German Spy Chief Drops Bomb: Intel Agencies Are Targeting the Right

Germany’s former top intelligence official has issued a scathing warning: the country’s powerful surveillance agency has been hijacked to suppress political opposition—specifically, right-wing populist parties that threaten the left-wing establishment.
Hans-Georg Maaßen, who once led Germany’s Federal Office for the Protection of the Constitution (BfV), is blowing the whistle on how the agency he ran is now being used as a political weapon to cripple the Alternative für Deutschland (AfD) party. After AfD’s historic surge at the ballot box, the BfV labeled them a “right-wing extremist” group—a move that opens the door to mass surveillance, informant infiltration, and eventual political blacklisting.
Maaßen says the decision either came directly from Interior Minister Nancy Faeser, a leftist hardliner, or from the agency’s current chief, Thomas Haldenwang, who he accuses of operating on partisan motives. Either way, he argues, the BfV has abandoned its mission of protecting constitutional order in favor of carrying out a political hit job.
“When I led the BfV,” Maaßen told the European Conservative, “I was constantly under pressure from left-wing parties and the media to place the AfD under surveillance. I made it clear: I am not a tool of the governing parties.”
That line has clearly been crossed. Maaßen explained that intelligence agencies are supposed to remain above party politics—but that under Faeser’s leadership, they’ve become weapons of ideological enforcement. He calls it “a clear case of using domestic intelligence services to suppress opposition.”
The official justification for labeling the AfD an extremist group is laughably thin. According to a leaked BfV document obtained by Die Welt, the spy agency based its findings not on secret plots or criminal behavior—but on public statements by AfD politicians. Comments deemed “anti-Islamic,” “anti-immigrant,” or “anti-globalist” were treated as evidence of extremism, even when they referenced generic concepts like “financial elites” or “globalist influence.”
In one example, AfD leader Björn Höcke was accused of antisemitism for blasting “globalist masterminds” and “large American corporations” he claims control the German government. But he never mentioned Jews—something the BfV apparently didn’t care to clarify.
Maaßen, who is now sounding the alarm, says the damage to public trust in intelligence services may be irreversible. “An intelligence agency can only function effectively if it’s trusted—not just by the public, but also by those it relies on for information,” he said. “I genuinely don’t know how the BfV will recover from this crisis.”

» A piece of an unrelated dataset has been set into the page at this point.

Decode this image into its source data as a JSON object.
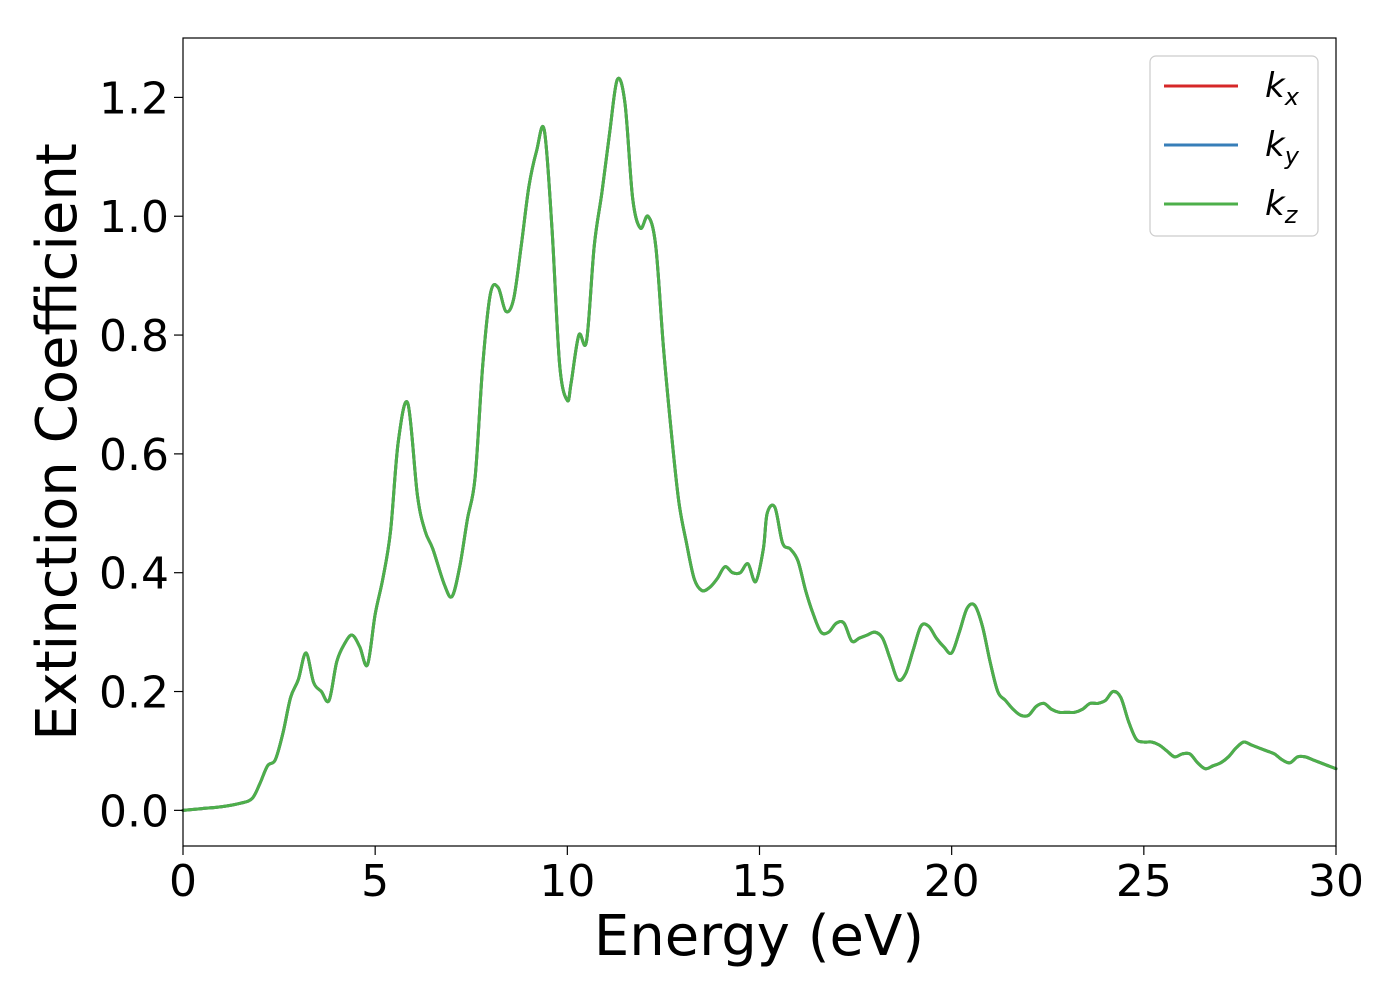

The ex-spy chief also issued a warning for other countries. He says the same blueprint is being used across Europe—from France’s political persecution of Marine Le Pen, to Romania’s blocking of conservative leaders from running for office. The goal, he believes, is to stamp out right-wing populist movements before they reach critical mass.
“I fear that in any country where legal and political conditions permit,” Maaßen said, “secret services will be used to push conservative or right-wing parties out of public life and keep them away from power.”
This is how the globalist left fights when it can’t win elections. They’re willing to turn intelligence agencies into political bludgeons. And if it can happen in Germany, don’t think for a second it can’t happen here.